By the late 1940s, he had turned his fondness for tinkering into a successful business producing tractors; indeed, the company still manufactures tractors to this day.

By the 1960s, Lamborghini had made a fortune as an industrialist, and according to Car and Driver, he liked to spend his money on high-end Italian sports cars. In particular, he had a taste for Ferraris.

"When he became a wealthy industrialist, he bought two Ferraris: a white one for him, and a black one for his wife," said a former employee.

Indeed, so proud was Lamborghini of his possessions that he'd make it a point to take visitors for a ride in them. "Every time important customers used to come to the tractor company to sign contracts, he would take them to the restaurant while driving the Ferrari," recalled the employee.

A trifling mechanical problem plagued Lamborghini's Ferraris

Though Ferrucio Lamborghini loved driving his expensive Ferraris, he was not very good at it. "He kept burning the clutch," said a former employee. He would then have to take his machine to the Ferrari dealer for a 1,000-lire repair job (referencing the lira, the currency Italy used at the time).

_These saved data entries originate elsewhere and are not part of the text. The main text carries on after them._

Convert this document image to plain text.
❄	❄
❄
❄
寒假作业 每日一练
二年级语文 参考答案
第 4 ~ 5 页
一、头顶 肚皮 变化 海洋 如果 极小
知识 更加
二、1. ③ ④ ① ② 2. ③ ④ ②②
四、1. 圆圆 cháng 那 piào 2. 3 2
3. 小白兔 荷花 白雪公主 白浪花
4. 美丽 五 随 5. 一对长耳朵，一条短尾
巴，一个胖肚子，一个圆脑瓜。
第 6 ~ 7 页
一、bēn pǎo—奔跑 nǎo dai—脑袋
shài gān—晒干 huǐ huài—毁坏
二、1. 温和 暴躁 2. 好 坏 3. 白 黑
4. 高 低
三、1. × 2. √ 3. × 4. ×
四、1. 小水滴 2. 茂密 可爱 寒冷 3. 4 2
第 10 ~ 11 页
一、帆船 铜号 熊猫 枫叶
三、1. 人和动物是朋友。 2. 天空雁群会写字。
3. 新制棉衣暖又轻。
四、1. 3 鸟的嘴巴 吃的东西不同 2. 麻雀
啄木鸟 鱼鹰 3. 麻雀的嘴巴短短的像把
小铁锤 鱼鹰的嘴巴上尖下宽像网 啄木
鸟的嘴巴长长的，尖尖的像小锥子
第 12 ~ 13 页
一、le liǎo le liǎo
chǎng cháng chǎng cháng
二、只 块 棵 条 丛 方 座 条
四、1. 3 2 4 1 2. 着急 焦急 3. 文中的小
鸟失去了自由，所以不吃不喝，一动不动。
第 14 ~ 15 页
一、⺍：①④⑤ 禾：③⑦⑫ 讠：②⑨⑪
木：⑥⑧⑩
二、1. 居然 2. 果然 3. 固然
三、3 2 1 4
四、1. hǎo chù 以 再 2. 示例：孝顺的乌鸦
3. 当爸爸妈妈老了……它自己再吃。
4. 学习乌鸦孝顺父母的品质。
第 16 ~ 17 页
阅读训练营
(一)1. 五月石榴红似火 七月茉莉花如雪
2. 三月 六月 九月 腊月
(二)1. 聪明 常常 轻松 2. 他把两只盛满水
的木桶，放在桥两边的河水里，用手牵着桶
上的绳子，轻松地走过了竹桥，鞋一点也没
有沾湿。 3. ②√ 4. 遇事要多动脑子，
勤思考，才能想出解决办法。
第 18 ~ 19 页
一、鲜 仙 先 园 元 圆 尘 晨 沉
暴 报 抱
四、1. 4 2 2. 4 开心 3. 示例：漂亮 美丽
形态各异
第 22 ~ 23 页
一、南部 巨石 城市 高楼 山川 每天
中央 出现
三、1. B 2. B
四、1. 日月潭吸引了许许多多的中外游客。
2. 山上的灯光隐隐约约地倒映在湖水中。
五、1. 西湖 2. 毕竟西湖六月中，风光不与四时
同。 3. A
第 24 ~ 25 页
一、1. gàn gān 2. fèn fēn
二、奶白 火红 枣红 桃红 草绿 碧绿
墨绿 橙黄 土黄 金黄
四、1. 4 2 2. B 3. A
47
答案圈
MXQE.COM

One day, tired of having to pay for expensive repairs at the dealership, Lamborghini realized that he, too, was a manufacturer of mechanical devices, many of which used clutches. Further, he had a team of mechanics in his employ. According to Car and Driver, it was then that the tractor manufacturer discovered two things. The first was one of his own mechanics could easily replace the clutch, which was roughly standard for vehicles across the automotive and agricultural industries. And second, the part cost 10 lire — about 1% of what he was paying Ferrari mechanics to fix it.

"Ferruccio Lamborghini . . . he started yelling, he was so mad because he said, 'I pay for my tractor 10 lire [for this part], and I paid Ferrari 1000 lire for the same part,'" according to the former employee.

Did Enzo Ferrari insult Ferruccio Lamborghini?

From here we enter the hazy netherworld between corporate lore and documented historical fact.

According to one version of events, Lamborghini got the chance to talk things over with Ferrari. Longtime Lamborghini test driver Valentino Balboni told Car and Driver that the car manufacturer insulted his boss.

"Enzo Ferrari told him: 'You are a tractor driver, you are a farmer. You shouldn't complain driving my cars because they're the best cars in the world,'" Per Balboni, Lamborghini purportedly responded, "Oh, yes, I am a farmer! I'll show you how to make a sports car and I will do a sports car by myself ... to show you how a sports car has to be."

However, The New York Times posits that Lamborghini's real reason for going into the car business was considerably more practical: seeing the high markup placed by car manufacturers, such as Ferrari, on mundane parts, the tractor company decided there was money to be made manufacturing exotic cars.